The complexity of the C++ ABI is why portable C++ libraries are typically either header only or have a C API. ZeroMQ itself is a good example of this: The kernel is written in C++, but its public API has C linkage, which is again converted to a C++ API via cppzmq.

I could have worked around the problem by using gcc:8 as the “batteries included” base image for the builder container. But I realized its probably the best just to use a common base image for both stages, and install the missing pieces of the build-time environment by hand. After all, containerizing an application is all about controlling the dependencies for maximum compatibility. More on that in the next section.
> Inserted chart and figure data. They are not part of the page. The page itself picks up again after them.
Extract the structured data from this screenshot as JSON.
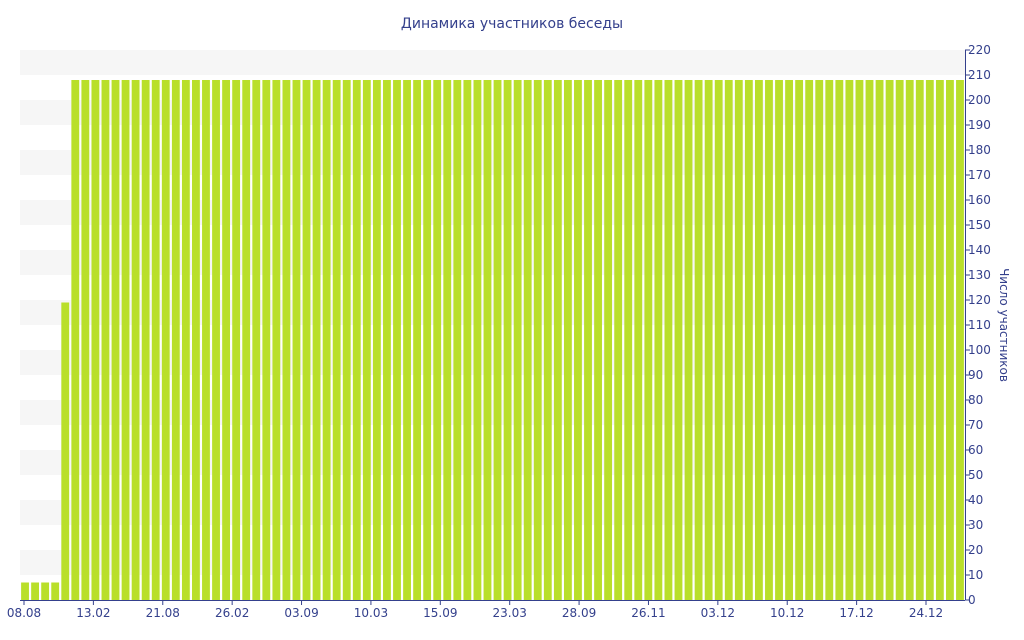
{
  "chart_data": {
    "type": "bar",
    "title": "Динамика участников беседы",
    "ylabel": "Число участников",
    "xlabel": "",
    "ylim": [
      0,
      220
    ],
    "yticks": [
      0,
      10,
      20,
      30,
      40,
      50,
      60,
      70,
      80,
      90,
      100,
      110,
      120,
      130,
      140,
      150,
      160,
      170,
      180,
      190,
      200,
      210,
      220
    ],
    "x_tick_labels": [
      "08.08",
      "13.02",
      "21.08",
      "26.02",
      "03.09",
      "10.03",
      "15.09",
      "23.03",
      "28.09",
      "26.11",
      "03.12",
      "10.12",
      "17.12",
      "24.12"
    ],
    "values": [
      7,
      7,
      7,
      7,
      119,
      208,
      208,
      208,
      208,
      208,
      208,
      208,
      208,
      208,
      208,
      208,
      208,
      208,
      208,
      208,
      208,
      208,
      208,
      208,
      208,
      208,
      208,
      208,
      208,
      208,
      208,
      208,
      208,
      208,
      208,
      208,
      208,
      208,
      208,
      208,
      208,
      208,
      208,
      208,
      208,
      208,
      208,
      208,
      208,
      208,
      208,
      208,
      208,
      208,
      208,
      208,
      208,
      208,
      208,
      208,
      208,
      208,
      208,
      208,
      208,
      208,
      208,
      208,
      208,
      208,
      208,
      208,
      208,
      208,
      208,
      208,
      208,
      208,
      208,
      208,
      208,
      208,
      208,
      208,
      208,
      208,
      208,
      208,
      208,
      208,
      208,
      208,
      208,
      208
    ],
    "colors": {
      "bar": "#b9df2a",
      "band": "#f6f6f6",
      "axis": "#34408c"
    },
    "grid": "alternating horizontal bands",
    "y_axis_side": "right",
    "legend": "none"
  }
}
Third version: Sharing the runtime libraries between the stages

In the second example, both the builder and the runtime images are based directly on debian:buster and install the environment separately. In the spirit of the DRY principle, I wanted to refactor the Dockerfile to eliminate this redundancy. I ended up having an intermediate layer containing the runtime libraries that both the builder and runtime used:

# The new base image to contain runtime dependencies

FROM debian:buster AS base

RUN set -ex;         \
    apt-get update;  \
    apt-get install -y libzmq5

# The first stage will install build dependencies on top of the
# runtime dependencies, and then compile

FROM base AS builder

RUN set -ex;                                                                      \
    apt-get install -y g++ curl cmake libzmq3-dev;                                \
    mkdir -p /usr/src;                                                            \
    cd /usr/src;                                                                  \
    curl -L https://github.com/zeromq/cppzmq/archive/v4.6.0.tar.gz | tar -zxf -;  \
    cd /usr/src/cppzmq-4.6.0;                                                     \
    cmake -D CPPZMQ_BUILD_TESTS:BOOL=OFF .; make; make install

COPY . /usr/src/example

RUN set -ex;              \
    cd /usr/src/example;  \
    cmake .; make; make install

# The second stage will already contain all dependencies, just copy
# the compiled executables

FROM base AS runtime

COPY --from=builder /usr/local/bin /usr/local/bin

ENTRYPOINT ["server"]

Let’s build and see what happens:

$ docker build -q -f Dockerfile-v3 -t example .
sha256:46ce892a013c58dcb0ec4217725dc053fe98d195f12bfacf7e431c472239ff80
$ docker images example
REPOSITORY          TAG                 IMAGE ID            CREATED             SIZE
example             latest              46ce892a013c        2 minutes ago       142MB

What the third version produced was, in fact, the same image (compare the hashes). This comes as no surprise since the same directives are used to build the runtime image. However, I see the following benefits of structuring the Dockerfile like this:

  • Instead of invoking apt-get update twice like in the second version, the third version requires it only once. This speeds up the build.
  • The builder and the runtime container manifestly share the same runtime libraries. This means that the builder links the executables against the same shared library as the runtime container. While I would normally expect to get the same library version when downloading it from the same package repository within a short timespan, the approach makes it very explicit.